Kernel 5.16.8 btrfs high disk IO load

Point of comparison, using iotop -d 15 -o -a on Fedora Server (pretty close to idle) and its two btrfs-transaction processes total writes of 60MiB over about 24 hours. Whereas Fedora Workstation looks like the two processes average about 400MiB an hour. Doesn’t really surprise me. What I’m not certain about accounting wise for btrfs-transaction is if this is limited to metadata writes. It could be deceptive due to Btrfs prolific use of inline extents, which are small data extents that are packed into metadata leaves. Certain workloads with small file writes might actually be counting metadata as well as some data. I’m not really sure how to isolate this.
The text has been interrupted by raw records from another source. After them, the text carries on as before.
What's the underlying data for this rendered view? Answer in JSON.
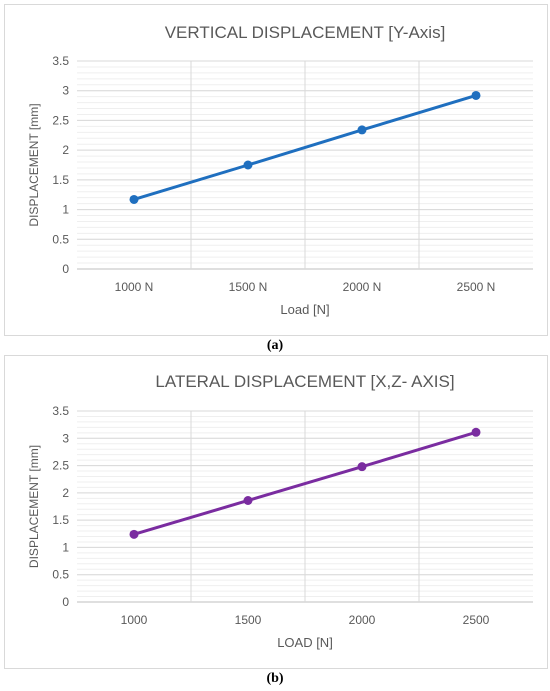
{
  "chart_data": [
    {
      "type": "line",
      "title": "VERTICAL DISPLACEMENT [Y-Axis]",
      "xlabel": "Load [N]",
      "ylabel": "DISPLACEMENT [mm]",
      "categories": [
        "1000 N",
        "1500 N",
        "2000 N",
        "2500 N"
      ],
      "series": [
        {
          "values": [
            1.17,
            1.75,
            2.34,
            2.92
          ],
          "color": "#1f6fbf"
        }
      ],
      "ylim": [
        0,
        3.5
      ],
      "yticks": [
        "0",
        "0.5",
        "1",
        "1.5",
        "2",
        "2.5",
        "3",
        "3.5"
      ],
      "grid": true,
      "legend": "none"
    },
    {
      "type": "line",
      "title": "LATERAL DISPLACEMENT [X,Z- AXIS]",
      "xlabel": "LOAD [N]",
      "ylabel": "DISPLACEMENT [mm]",
      "categories": [
        "1000",
        "1500",
        "2000",
        "2500"
      ],
      "series": [
        {
          "values": [
            1.24,
            1.86,
            2.48,
            3.11
          ],
          "color": "#7a2ca0"
        }
      ],
      "ylim": [
        0,
        3.5
      ],
      "yticks": [
        "0",
        "0.5",
        "1",
        "1.5",
        "2",
        "2.5",
        "3",
        "3.5"
      ],
      "grid": true,
      "legend": "none"
    }
  ],
  "captions": [
    "(a)",
    "(b)"
  ]
}
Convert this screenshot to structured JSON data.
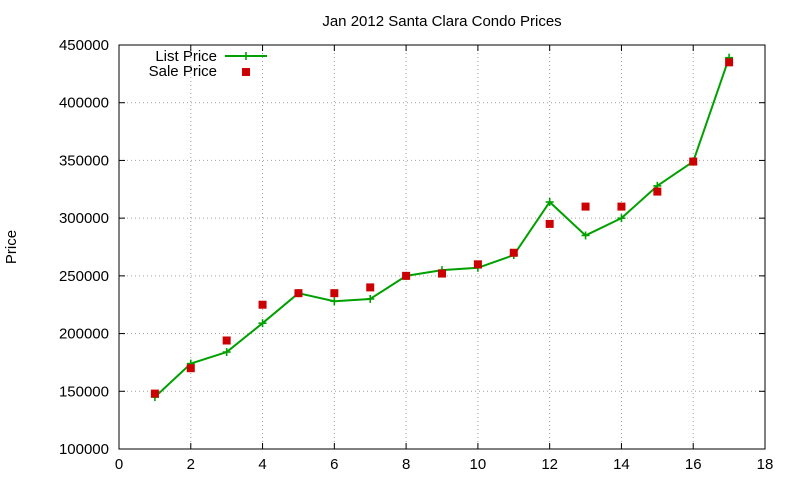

/dev/sda3 on /data type btrfs (rw,relatime,space_cache,autodefrag,subvolid=258,subvol=/data)
/dev/sda3 on /guests type btrfs (rw,relatime,space_cache,autodefrag,subvolid=261,subvol=/data/guests)
/dev/sda3 on /scr type btrfs (rw,relatime,space_cache,autodefrag,subvolid=263,subvol=/data/scr)
/dev/sda3 on /restic type btrfs (rw,relatime,space_cache,autodefrag,subvolid=1500,subvol=/data/restic)
/dev/sda3 on /var/local type btrfs (rw,relatime,space_cache,autodefrag,subvolid=265,subvol=/data/var_local)
/dev/sda3 on /export type btrfs (rw,relatime,space_cache,autodefrag,subvolid=259,subvol=/data/export)
/dev/sda3 on /crashplan type btrfs (rw,relatime,space_cache,autodefrag,subvolid=260,subvol=/data/crashplan)
/dev/sda3 on /usr/local type btrfs (rw,relatime,space_cache,autodefrag,subvolid=264,subvol=/data/usr_local)
/dev/sda3 on /media type btrfs (rw,relatime,space_cache,autodefrag,subvolid=259,subvol=/data/export)
/dev/sda3 on /mh type btrfs (rw,relatime,space_cache,autodefrag,subvolid=264,subvol=/data/usr_local)
/dev/sda3 on /home/xxxxx type btrfs (rw,relatime,space_cache,autodefrag,subvolid=259,subvol=/data/export)
/dev/sda3 on /home/xxxx type btrfs (rw,relatime,space_cache,autodefrag,subvolid=259,subvol=/data/export)
/dev/sda3 on /home/xxxxxxxxxxx type btrfs (rw,relatime,space_cache,autodefrag,subvolid=259,subvol=/data/export)
/dev/sda3 on /docker type btrfs (rw,relatime,space_cache,autodefrag,subvolid=259,subvol=/data/export)
/dev/sda3 on /cameras type btrfs (rw,relatime,space_cache,autodefrag,subvolid=262,subvol=/data/export/cameras)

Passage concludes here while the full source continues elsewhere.